Después del árbol, cavernas, valle feraz, ahora yace en su aposento, oprime el interruptor de la pavorosa lámpara de noche.

Todos en rincones medran su nostalgia.

Espanta mórbidas ideas, se cala los lentes: ¿Qué estela de horror luden los pasos de quien cierra una puerta?

Colapsa el alma al descubrirse carne—

—se rinde al deseo; la cama cruje incandescente.

Los objetos levitan mientras el tiempo se rebana en nocivos gajos.

Danza el crepúsculo en habitación para siempre silenciosa.


Única fotografía

El cuerpo amolda su recelo al mundo. No es la cosa pensante que Descartes cavilaba, sino carne en la intimidad de crispaciones.

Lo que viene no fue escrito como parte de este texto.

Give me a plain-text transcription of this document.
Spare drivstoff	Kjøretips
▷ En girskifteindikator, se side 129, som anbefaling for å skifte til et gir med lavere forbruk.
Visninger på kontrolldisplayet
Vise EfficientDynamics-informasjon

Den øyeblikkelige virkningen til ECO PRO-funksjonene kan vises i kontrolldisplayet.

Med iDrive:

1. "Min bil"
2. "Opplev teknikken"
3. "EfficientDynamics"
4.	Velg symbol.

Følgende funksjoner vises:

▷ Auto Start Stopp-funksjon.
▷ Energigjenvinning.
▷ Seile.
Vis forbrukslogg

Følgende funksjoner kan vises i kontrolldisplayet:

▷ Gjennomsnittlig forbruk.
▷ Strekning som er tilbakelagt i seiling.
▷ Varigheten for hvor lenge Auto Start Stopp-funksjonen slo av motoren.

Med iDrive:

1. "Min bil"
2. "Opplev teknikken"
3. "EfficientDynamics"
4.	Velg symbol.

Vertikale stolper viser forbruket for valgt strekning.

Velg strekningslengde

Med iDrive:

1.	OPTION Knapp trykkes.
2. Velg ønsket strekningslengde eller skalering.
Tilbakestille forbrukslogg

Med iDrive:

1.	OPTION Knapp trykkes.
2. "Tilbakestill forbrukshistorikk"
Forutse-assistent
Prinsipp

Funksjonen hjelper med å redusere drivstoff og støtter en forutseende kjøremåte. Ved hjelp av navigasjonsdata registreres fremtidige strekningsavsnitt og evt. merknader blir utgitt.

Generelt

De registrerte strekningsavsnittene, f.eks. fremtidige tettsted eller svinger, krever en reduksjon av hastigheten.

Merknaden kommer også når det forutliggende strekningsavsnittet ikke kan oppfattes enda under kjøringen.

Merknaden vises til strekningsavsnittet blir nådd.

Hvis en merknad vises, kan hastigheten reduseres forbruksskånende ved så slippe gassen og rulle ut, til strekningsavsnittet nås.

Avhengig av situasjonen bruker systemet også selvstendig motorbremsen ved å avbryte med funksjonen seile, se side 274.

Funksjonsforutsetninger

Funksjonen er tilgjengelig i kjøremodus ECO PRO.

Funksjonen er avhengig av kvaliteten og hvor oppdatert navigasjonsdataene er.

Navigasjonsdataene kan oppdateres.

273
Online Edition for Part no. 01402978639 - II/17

Es materia de tiempo que apuesta su resto de finitos días que se truecan espejismos.

Vulnerable a climas y virtudes, la duda es sustancia de familia; dueño apenas de visajes, algo de música y paisajes innombrables.

¿Cómo pueden sus manos guardar un corazón en brasas? Es impulso de barro en el supremo instante del fornicio.

Se sabe acontecimiento de un sueño desleído que con palabras de óxido alguien rememora.

Los signos de esta hoja prodigan la consagración de cartílagos y huesos descosidos.

Se reconoce fotografía por la distancia irrebatible que en la nada le espera.